Most of these can be closed in the 30 day window if the response is run as a project. Most are deal-trajectory items if left to ad-hoc handling.

Tier classification and what it actually means

Customer supplier programs typically classify suppliers into tiers, usually 3:

  • Tier 1: strategic, mission-critical, deeply integrated. Long renewal cycles, premium pricing flexibility, growth volume allocation, joint planning relationships
  • Tier 2: important but replaceable. Standard renewal cycles, market pricing, volume protected but not growing, transactional relationships
  • Tier 3: backup or spot purchase. Short relationships, lowest pricing, can be swapped quickly

A failed cybersecurity audit drops a Tier 1 to Tier 2. A second failed cycle drops to Tier 3. The volume and pricing implications of a tier drop are usually 10 to 20 percent revenue impact in the first year, with the relationship damage compounding in subsequent years. A bakery doing $40 million in annual revenue with a Tier 1 customer worth $8 million can quantify the audit response as a $1 million decision.
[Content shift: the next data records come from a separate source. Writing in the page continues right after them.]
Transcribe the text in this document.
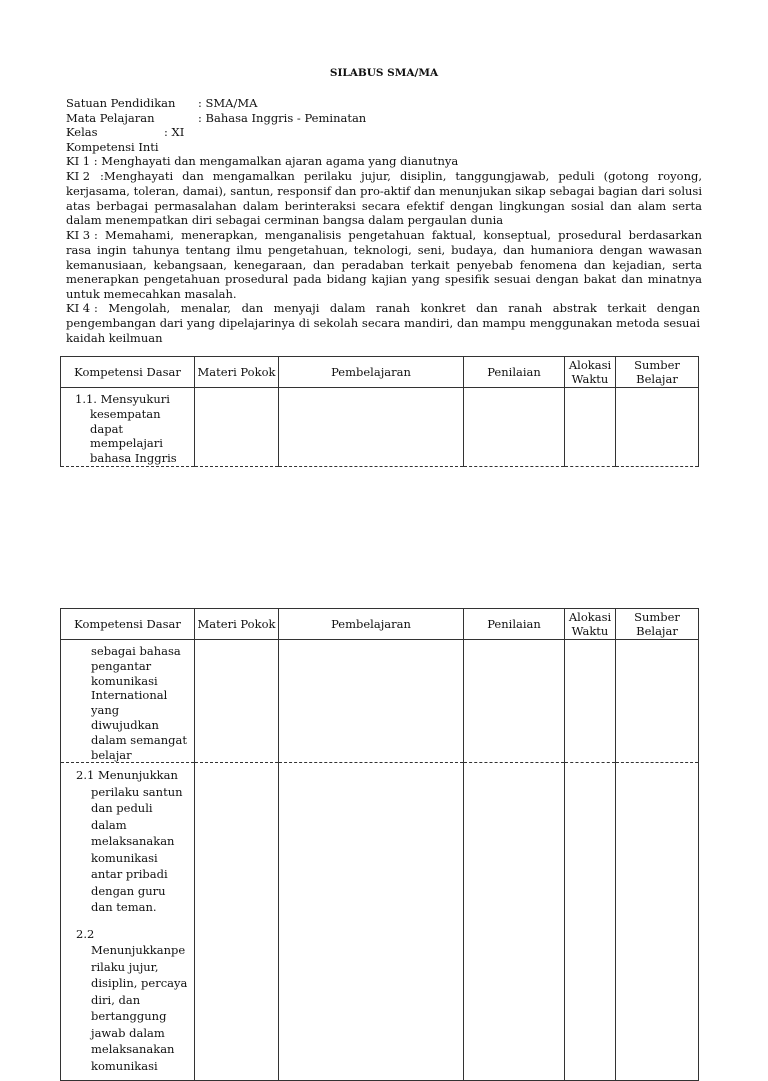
SILABUS SMA/MA
Satuan Pendidikan : SMA/MA
Mata Pelajaran	: Bahasa Inggris - Peminatan
Kelas	: XI
Kompetensi Inti
KI 1 : Menghayati dan mengamalkan ajaran agama yang dianutnya
KI 2 :Menghayati dan mengamalkan perilaku jujur, disiplin, tanggungjawab, peduli (gotong royong, kerjasama, toleran, damai), santun, responsif dan pro-aktif dan menunjukan sikap sebagai bagian dari solusi atas berbagai permasalahan dalam berinteraksi secara efektif dengan lingkungan sosial dan alam serta dalam menempatkan diri sebagai cerminan bangsa dalam pergaulan dunia
KI 3 : Memahami, menerapkan, menganalisis pengetahuan faktual, konseptual, prosedural berdasarkan rasa ingin tahunya tentang ilmu pengetahuan, teknologi, seni, budaya, dan humaniora dengan wawasan kemanusiaan, kebangsaan, kenegaraan, dan peradaban terkait penyebab fenomena dan kejadian, serta menerapkan pengetahuan prosedural pada bidang kajian yang spesifik sesuai dengan bakat dan minatnya untuk memecahkan masalah.
KI 4 : Mengolah, menalar, dan menyaji dalam ranah konkret dan ranah abstrak terkait dengan pengembangan dari yang dipelajarinya di sekolah secara mandiri, dan mampu menggunakan metoda sesuai kaidah keilmuan
Kompetensi Dasar	Materi Pokok	Pembelajaran	Penilaian	Alokasi Waktu	Sumber Belajar

1.1. Mensyukuri kesempatan dapat mempelajari bahasa Inggris					

Kompetensi Dasar	Materi Pokok	Pembelajaran	Penilaian	Alokasi Waktu	Sumber Belajar

sebagai bahasa pengantar komunikasi International yang diwujudkan dalam semangat belajar					

2.1 Menunjukkan perilaku santun dan peduli dalam melaksanakan komunikasi antar pribadi dengan guru dan teman.
2.2 Menunjukkanpe rilaku jujur, disiplin, percaya diri, dan bertanggung jawab dalam melaksanakan komunikasi					
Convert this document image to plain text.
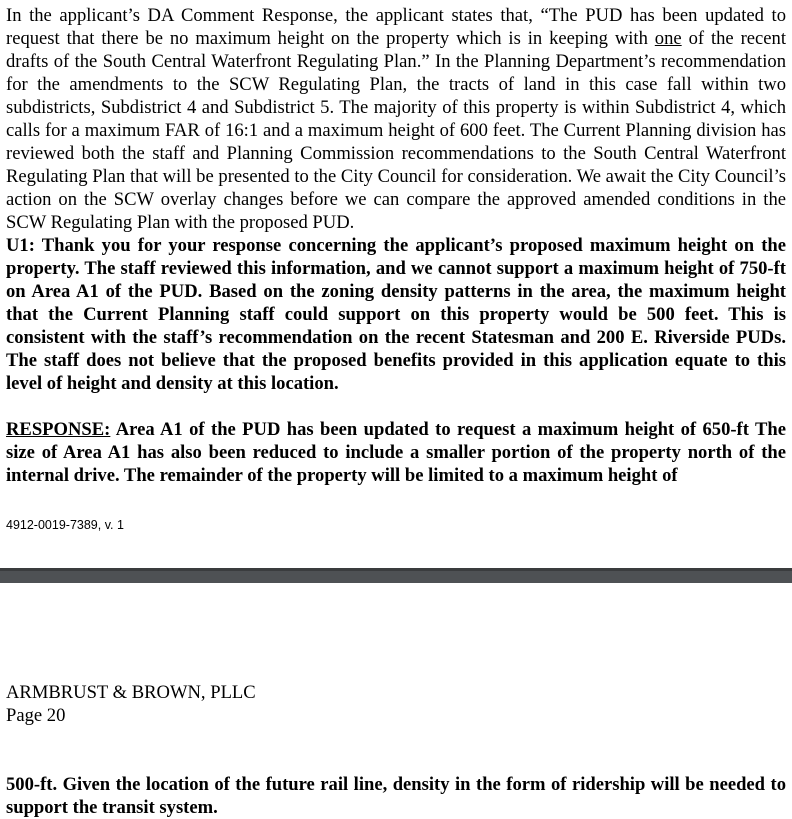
In the applicant’s DA Comment Response, the applicant states that, “The PUD has been updated to request that there be no maximum height on the property which is in keeping with one of the recent drafts of the South Central Waterfront Regulating Plan.” In the Planning Department’s recommendation for the amendments to the SCW Regulating Plan, the tracts of land in this case fall within two subdistricts, Subdistrict 4 and Subdistrict 5. The majority of this property is within Subdistrict 4, which calls for a maximum FAR of 16:1 and a maximum height of 600 feet. The Current Planning division has reviewed both the staff and Planning Commission recommendations to the South Central Waterfront Regulating Plan that will be presented to the City Council for consideration. We await the City Council’s action on the SCW overlay changes before we can compare the approved amended conditions in the SCW Regulating Plan with the proposed PUD.

U1: Thank you for your response concerning the applicant’s proposed maximum height on the property. The staff reviewed this information, and we cannot support a maximum height of 750-ft on Area A1 of the PUD. Based on the zoning density patterns in the area, the maximum height that the Current Planning staff could support on this property would be 500 feet. This is consistent with the staff’s recommendation on the recent Statesman and 200 E. Riverside PUDs. The staff does not believe that the proposed benefits provided in this application equate to this level of height and density at this location.

RESPONSE: Area A1 of the PUD has been updated to request a maximum height of 650-ft The size of Area A1 has also been reduced to include a smaller portion of the property north of the internal drive. The remainder of the property will be limited to a maximum height of

4912-0019-7389, v. 1
ARMBRUST & BROWN, PLLC
Page 20
500-ft. Given the location of the future rail line, density in the form of ridership will be needed to support the transit system.
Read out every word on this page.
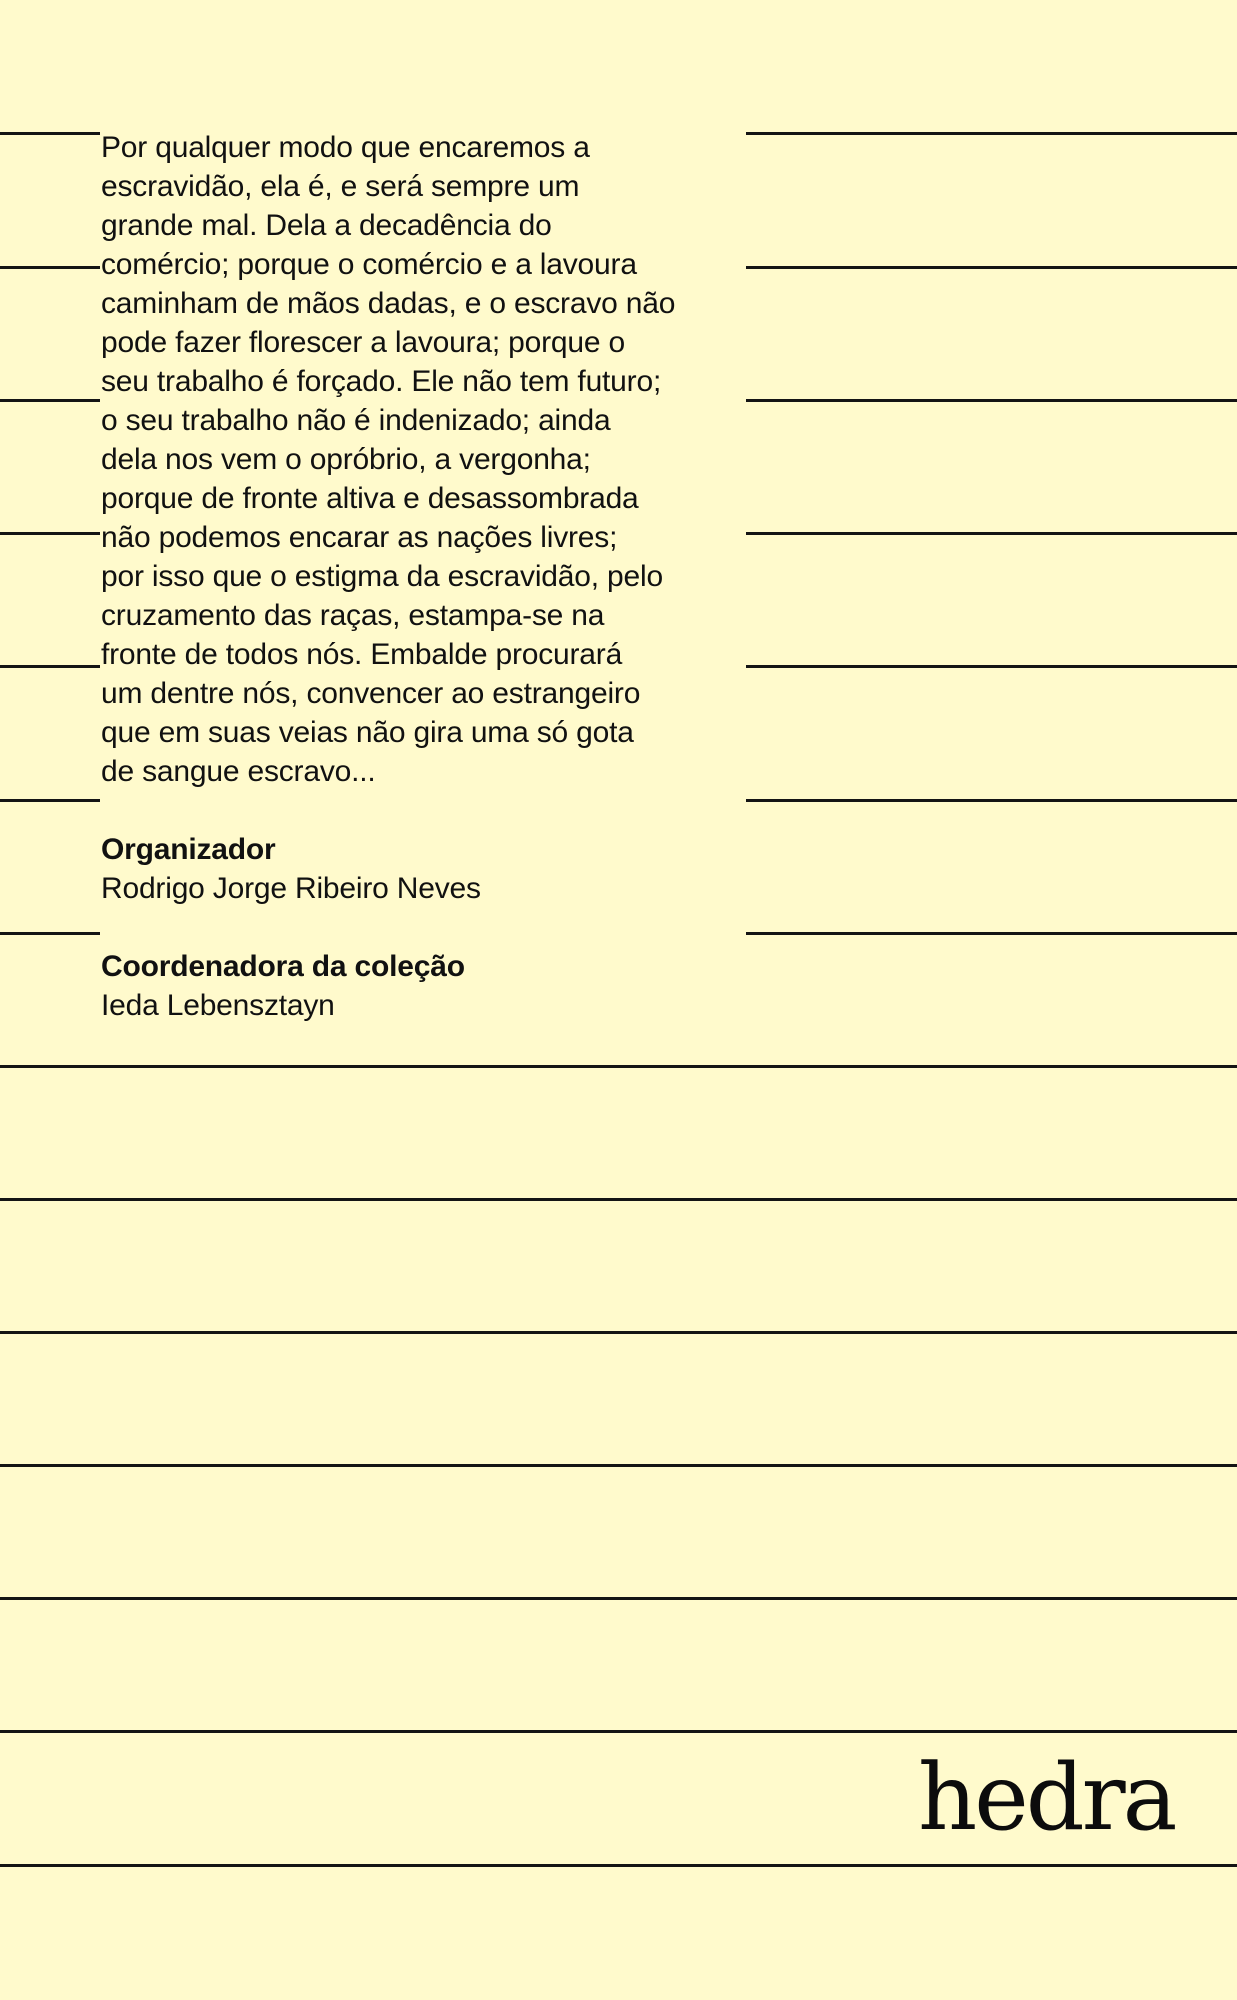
Por qualquer modo que encaremos a
escravidão, ela é, e será sempre um
grande mal. Dela a decadência do
comércio; porque o comércio e a lavoura
caminham de mãos dadas, e o escravo não
pode fazer florescer a lavoura; porque o
seu trabalho é forçado. Ele não tem futuro;
o seu trabalho não é indenizado; ainda
dela nos vem o opróbrio, a vergonha;
porque de fronte altiva e desassombrada
não podemos encarar as nações livres;
por isso que o estigma da escravidão, pelo
cruzamento das raças, estampa-se na
fronte de todos nós. Embalde procurará
um dentre nós, convencer ao estrangeiro
que em suas veias não gira uma só gota
de sangue escravo...
Organizador
Rodrigo Jorge Ribeiro Neves
Coordenadora da coleção
Ieda Lebensztayn
hedra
What Atticus Rowan does, what we do not

Atticus Rowan operates the cybersecurity program and runs customer-audit responses as part of a managed engagement. The relationship works best when the practice is engaged before the audit lands, ideally 60 to 90 days ahead so gap remediation has time to land. An audit-response engagement is a fixed scope. The deliverables: the submitted response package, the supporting evidence library and a forward-looking remediation roadmap for the gaps that did not close in the audit window.

We are not the audit firm. We do not audit our own work. The customer’s audit team is the auditor. We are the MSP and security operator producing the controls and the evidence. We are not a SOC 2 audit firm ourselves; we are the MSP that makes the audit reach a clean opinion. We support NIST 800-171 readiness; we are not a CMMC C3PAO. For major incidents we coordinate with the cyber insurance carrier and the third-party forensics team.

When the audit lands

The 30 day window starts when the email arrives. The right move on day 1 is to acknowledge receipt, ask any clarifying questions about scope and submission format, and start the inventory work the same day. The wrong move is to wait until week 3 and discover the gaps are bigger than the window.